Laporan tersebut menyatakan, apabila lahan pertanian diolah dengan lebih baik maka memiliki potensi untuk memerangi pemanasan global dan mengurangi polusi karbon hingga 18 persen dari tingkat emisi saat ini pada 2050. Rosenzweig mengatakan, jika penduduk dunia mengubah diet mereka dengan mengurangi konsumsi daging merah dan meningkatkan konsumsi makanan nabati seperti buah-buahan, sayuran, dan biji-bijian maka dapat menurunkan emisi sebesar 15 persen. Selain itu, pola diet tersebut juga membuat orang-orang menjadi lebih sehat.
"Pengelolaan lahan berkelanjutan dapat membantu mengamankan masa depan yang lebih nyaman," ujar seorang ilmuwan Perancis, Valerie Masson-Delmotte.

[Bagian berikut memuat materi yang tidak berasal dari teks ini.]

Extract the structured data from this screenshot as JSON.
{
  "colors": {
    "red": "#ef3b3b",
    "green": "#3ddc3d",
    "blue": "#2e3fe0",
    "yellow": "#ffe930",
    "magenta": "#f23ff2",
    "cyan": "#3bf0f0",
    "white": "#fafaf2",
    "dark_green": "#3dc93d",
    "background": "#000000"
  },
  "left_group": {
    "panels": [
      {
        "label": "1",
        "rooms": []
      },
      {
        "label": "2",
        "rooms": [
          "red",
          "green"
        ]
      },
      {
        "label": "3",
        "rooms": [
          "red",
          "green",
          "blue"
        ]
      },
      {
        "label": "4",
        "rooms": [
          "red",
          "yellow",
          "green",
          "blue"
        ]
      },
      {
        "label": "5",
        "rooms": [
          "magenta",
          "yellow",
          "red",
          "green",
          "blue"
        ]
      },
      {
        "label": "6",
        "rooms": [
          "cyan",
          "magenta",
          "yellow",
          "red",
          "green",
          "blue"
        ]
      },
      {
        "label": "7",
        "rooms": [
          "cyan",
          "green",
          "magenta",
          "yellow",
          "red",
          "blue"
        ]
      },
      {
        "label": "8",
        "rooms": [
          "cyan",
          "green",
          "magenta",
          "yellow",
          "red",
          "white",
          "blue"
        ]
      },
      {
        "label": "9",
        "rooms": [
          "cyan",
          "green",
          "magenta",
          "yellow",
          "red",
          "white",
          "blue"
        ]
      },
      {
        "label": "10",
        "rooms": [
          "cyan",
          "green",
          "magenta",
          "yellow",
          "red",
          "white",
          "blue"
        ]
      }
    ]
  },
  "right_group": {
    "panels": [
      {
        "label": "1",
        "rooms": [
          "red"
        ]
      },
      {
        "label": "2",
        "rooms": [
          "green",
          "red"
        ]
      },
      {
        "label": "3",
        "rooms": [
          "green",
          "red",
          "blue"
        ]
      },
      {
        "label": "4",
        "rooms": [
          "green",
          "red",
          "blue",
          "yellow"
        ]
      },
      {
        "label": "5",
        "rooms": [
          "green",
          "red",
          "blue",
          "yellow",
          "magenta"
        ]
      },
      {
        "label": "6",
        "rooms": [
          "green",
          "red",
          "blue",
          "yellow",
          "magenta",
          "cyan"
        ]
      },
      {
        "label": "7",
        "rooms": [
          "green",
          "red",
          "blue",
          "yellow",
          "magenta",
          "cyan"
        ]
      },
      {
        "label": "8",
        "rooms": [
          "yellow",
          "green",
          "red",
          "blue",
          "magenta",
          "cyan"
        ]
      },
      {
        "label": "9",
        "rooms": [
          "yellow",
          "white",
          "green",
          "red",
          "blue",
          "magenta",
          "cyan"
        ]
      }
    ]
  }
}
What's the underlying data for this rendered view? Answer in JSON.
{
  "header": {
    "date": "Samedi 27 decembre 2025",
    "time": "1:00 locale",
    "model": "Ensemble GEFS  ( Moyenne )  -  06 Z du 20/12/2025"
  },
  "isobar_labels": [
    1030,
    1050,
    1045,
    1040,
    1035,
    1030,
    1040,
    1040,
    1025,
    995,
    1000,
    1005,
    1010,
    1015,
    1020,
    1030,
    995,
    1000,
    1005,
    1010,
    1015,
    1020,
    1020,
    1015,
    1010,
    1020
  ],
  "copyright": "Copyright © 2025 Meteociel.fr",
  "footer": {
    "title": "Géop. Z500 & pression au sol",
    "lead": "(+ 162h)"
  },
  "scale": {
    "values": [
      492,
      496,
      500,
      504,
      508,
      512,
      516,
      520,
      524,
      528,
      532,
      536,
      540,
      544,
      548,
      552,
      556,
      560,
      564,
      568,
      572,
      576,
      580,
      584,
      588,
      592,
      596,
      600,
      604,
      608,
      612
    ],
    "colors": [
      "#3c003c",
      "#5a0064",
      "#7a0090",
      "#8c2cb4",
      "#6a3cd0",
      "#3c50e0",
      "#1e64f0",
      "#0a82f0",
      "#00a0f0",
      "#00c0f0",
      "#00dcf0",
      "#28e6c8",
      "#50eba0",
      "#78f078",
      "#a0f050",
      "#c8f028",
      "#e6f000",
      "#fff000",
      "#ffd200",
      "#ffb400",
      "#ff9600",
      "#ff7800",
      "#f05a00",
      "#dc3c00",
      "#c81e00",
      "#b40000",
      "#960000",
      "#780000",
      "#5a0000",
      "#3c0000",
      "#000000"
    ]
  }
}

Mengurangi limbah makanan juga dapat melawan perubahan iklim. Laporan itu mengatakan bahwa antara 2010 dan 2016, limbah makanan global menyumbang 8 persen hingga 10 persen dari emisi perangkap panas. Saat ini antara 25 persen hingga 30 persen dari total makanan yang diproduksi telah terbuang.
Sebagian besar skenario memprediksi wilayah tropis dunia akan memiliki kondisi iklim yang belum pernah terjadi sebelumnya, terutama pada pertengahan hingga akhir abad ke-21. Pertanian dan kehutanan menyumbang 23 persen gas perangkap panas. Dari 2007-2016 pertanian dan kehutanan menyumbang 5,7 miliar ton karbondioksida ke udara, dan menarik 12,3 miliar ton emisi lahan.
"Jika kita terus mendegradasi ekosistem, jika kita terus mengkonversi ekosistem alami, kita terus melakukan deforestasi dan kita terus menghancurkan tanah kita, kita akan kehilangan subsidi alami ini," ujar seorang ilmuwan di Pusat Internasional untuk Pertanian Tropis di Kolombia, Luis Verchot.
Secara keseluruhan emisi lahan meningkat, terutama karena penembangan hutan Amazon di sejumlah tempat seperti Brasil, Kolombia dan Peru.